Frontier Announces Elite Dangerous: Horizons

Elite Dangerous Horizons

When Frontier kickstarted Elite: Dangerous, they promised continued development that would greatly expand the universe with planetary exploration, walking in ships and stations, and other such niceties. Now that the multiplayer combat variant (as opposed to the existing open world) of Elite, titled CQC, is just around the corner, they’ve decided to unveil another component to the growing space sim: Horizons.

In the Horizons expansion, players will be able to land on planets, drive a Surface Recon Vehicle (SRV), and explore new lands. Frontier is promising activities such as mining ore deposits, discovering hidden signal sources, and attacking fortresses protecting valuable goods. It all sounds very similar to the Mako sections of Mass Effect, which were – depending on who you ask – either incredibly awful or a mixture of terrible and okay. I lean more toward the latter myself; the physics of the Mako were always comedic and I like to coast across alien surfaces. 

This announcement is a welcome one for explorers, as there’s a severe sense of boredom when it comes to charting new systems. Most of the galaxy is comprised of balls of inert ice and rock, which give very little payout when scanned. This means you can go hours without finding anything of significant worth and limits your payout to (on your average expedition) a few million credits, tops. With the addition of planetary exploration, scanning, and combat, there’s going to be a lot more for explorers to do than mindlessly jump from star to star until they hit the jackpot.

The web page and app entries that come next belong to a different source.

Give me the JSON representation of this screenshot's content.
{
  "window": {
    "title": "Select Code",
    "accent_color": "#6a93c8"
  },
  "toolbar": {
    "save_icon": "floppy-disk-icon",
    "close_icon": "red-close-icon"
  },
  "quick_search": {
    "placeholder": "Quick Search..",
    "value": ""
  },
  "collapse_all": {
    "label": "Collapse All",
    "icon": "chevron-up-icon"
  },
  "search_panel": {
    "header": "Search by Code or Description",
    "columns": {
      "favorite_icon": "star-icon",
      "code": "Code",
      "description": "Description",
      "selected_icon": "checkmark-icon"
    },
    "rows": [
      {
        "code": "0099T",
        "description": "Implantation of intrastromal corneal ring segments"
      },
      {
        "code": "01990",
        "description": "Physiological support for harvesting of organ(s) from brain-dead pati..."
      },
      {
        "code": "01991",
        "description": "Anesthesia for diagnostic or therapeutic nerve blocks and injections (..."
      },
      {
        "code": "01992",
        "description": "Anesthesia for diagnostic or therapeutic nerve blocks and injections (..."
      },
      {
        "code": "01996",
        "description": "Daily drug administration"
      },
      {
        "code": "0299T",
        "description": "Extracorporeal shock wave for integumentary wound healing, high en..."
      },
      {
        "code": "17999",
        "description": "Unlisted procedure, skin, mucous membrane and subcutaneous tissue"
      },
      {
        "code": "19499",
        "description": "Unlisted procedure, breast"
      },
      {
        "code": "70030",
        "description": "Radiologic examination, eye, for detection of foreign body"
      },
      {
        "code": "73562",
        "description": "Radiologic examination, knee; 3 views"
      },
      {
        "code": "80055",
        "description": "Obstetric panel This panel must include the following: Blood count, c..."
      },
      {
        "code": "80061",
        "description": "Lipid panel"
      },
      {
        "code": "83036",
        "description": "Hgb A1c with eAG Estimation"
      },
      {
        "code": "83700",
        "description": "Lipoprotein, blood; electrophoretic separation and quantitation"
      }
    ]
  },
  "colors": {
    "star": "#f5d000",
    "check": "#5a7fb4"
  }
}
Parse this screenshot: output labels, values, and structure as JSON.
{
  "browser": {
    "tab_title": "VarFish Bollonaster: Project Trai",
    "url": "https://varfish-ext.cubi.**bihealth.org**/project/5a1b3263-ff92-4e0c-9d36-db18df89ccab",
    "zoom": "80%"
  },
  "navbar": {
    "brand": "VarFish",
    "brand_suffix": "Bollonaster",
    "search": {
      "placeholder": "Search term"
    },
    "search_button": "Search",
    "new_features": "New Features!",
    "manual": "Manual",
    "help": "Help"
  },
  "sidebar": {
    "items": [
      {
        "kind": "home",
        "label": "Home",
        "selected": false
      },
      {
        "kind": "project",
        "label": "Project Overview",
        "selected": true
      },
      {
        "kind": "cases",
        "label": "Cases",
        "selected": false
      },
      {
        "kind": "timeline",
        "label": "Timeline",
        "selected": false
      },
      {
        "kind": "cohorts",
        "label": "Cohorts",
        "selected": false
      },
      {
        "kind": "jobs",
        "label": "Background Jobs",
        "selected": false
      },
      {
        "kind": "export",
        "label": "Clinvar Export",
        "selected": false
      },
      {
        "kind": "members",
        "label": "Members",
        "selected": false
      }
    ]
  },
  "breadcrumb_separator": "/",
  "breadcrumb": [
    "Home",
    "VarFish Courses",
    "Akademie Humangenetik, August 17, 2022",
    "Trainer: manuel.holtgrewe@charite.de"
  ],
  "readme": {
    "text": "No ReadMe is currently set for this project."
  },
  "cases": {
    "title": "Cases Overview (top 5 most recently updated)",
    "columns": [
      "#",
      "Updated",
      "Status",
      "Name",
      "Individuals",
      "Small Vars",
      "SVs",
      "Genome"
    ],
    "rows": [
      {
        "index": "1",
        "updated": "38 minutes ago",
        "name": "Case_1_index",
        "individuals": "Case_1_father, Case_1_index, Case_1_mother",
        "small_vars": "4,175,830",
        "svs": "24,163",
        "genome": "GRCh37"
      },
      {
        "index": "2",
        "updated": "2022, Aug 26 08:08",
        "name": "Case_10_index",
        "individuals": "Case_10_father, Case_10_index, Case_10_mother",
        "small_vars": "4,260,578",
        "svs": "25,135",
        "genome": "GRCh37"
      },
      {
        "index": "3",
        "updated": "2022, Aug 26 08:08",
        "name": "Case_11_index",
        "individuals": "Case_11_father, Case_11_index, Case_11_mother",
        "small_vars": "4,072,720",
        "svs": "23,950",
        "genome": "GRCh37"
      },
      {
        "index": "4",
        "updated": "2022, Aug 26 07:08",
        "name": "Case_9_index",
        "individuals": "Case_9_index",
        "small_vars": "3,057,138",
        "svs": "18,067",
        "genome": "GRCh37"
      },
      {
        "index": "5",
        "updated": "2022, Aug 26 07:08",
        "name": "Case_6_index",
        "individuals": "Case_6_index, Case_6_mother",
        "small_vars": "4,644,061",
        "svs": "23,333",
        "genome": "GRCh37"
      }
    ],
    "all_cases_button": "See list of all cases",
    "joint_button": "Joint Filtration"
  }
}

This announcement didn’t come without its own bit of drama, however. Horizons is currently priced at £40, which is £20 less than Elite: Dangerous at launch. Furthermore, it also comes with the core game. This pissed off a significant number of people, ranging from veterans who expected the expansions to be piecemeal to newcomers that feel cheated for buying the core game at retail price. Some are also complaining that Frontier is charging for a half-finished game, saying that there is not enough content in the game as is to justify purchase. The associated reddit thread is unsurprisingly large and filled with salt.

It’s a similar problem faced by other developers in recent memory, most notably Bungie with The Taken King (the recently announced Destiny expansion). It’s a difficult problem to solve – how do you please both existing consumers and potential consumers with the same release? – but it’s one that should definitely be considered from both sides. After all, game developers need money to live, but consumers should be rewarded for their loyalty in the early era of a game’s lifespan.

Elite Dangerous: Horizons launches Holiday 2015. For those players that already own Elite: Dangerous, you get a £10 discount on the expansion and a free Cobra Mk. IV, a variant of the popular multirole Cobra Mk. III. Frontier recently reopened their lifetime expansion subscription as well, at a whopping £130 for all future expansion content.